# Using RAGAs to Evaluate Model

## _Why evaluate a RAG_?

Evaluation tells you what actually works and what fails. For a RAG system you’re not just testing an LLM — you’re testing a pipeline:

Retriever quality (are relevant chunks returned?)

Generator quality given context (is the answer correct/faithful?)

End-to-end user experience (latency, cost, robustness, safety)

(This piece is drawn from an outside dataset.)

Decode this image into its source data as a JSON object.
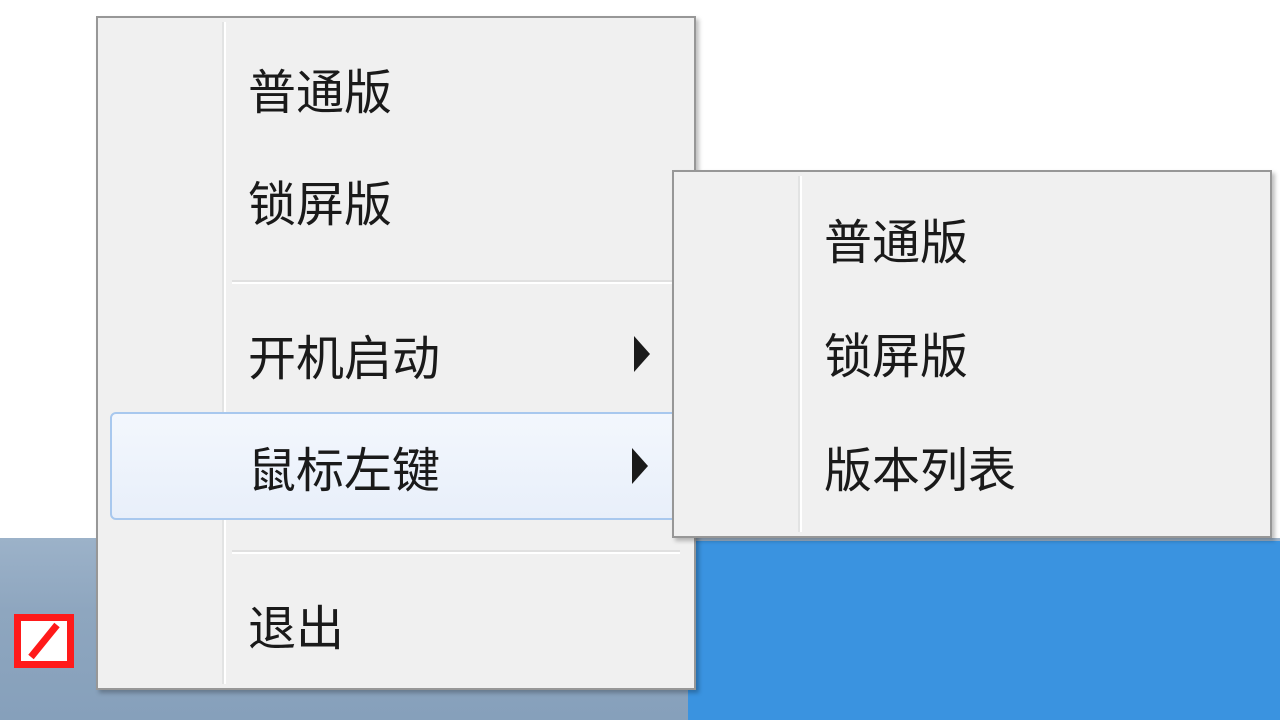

Without evaluation you’ll be fixing the wrong thing (tuning prompts when retrieval is the real problem, or vice versa).

- [x] create a testset
- [ ] what all is needed in the test set? 
- [ ] why do we need the test set?
- [ ] 

### Getting Transcript Data of the video

In [None]:
from youtube_transcript_api import YouTubeTranscriptApi
from langchain_text_splitters import RecursiveCharacterTextSplitter

In [None]:
ytt_api = YouTubeTranscriptApi()
video_id = "P14cRV-m6ZY"
fetched_transcript = ytt_api.fetch(video_id,languages=["en","hi"])

transcript = " ".join(snippet.text for snippet in fetched_transcript)

In [None]:
transcript

In [None]:
def get_transcript(video_id):
   ytt_api = YouTubeTranscriptApi()
   fetched_transcript = ytt_api.fetch(video_id,languages=["en","hi"])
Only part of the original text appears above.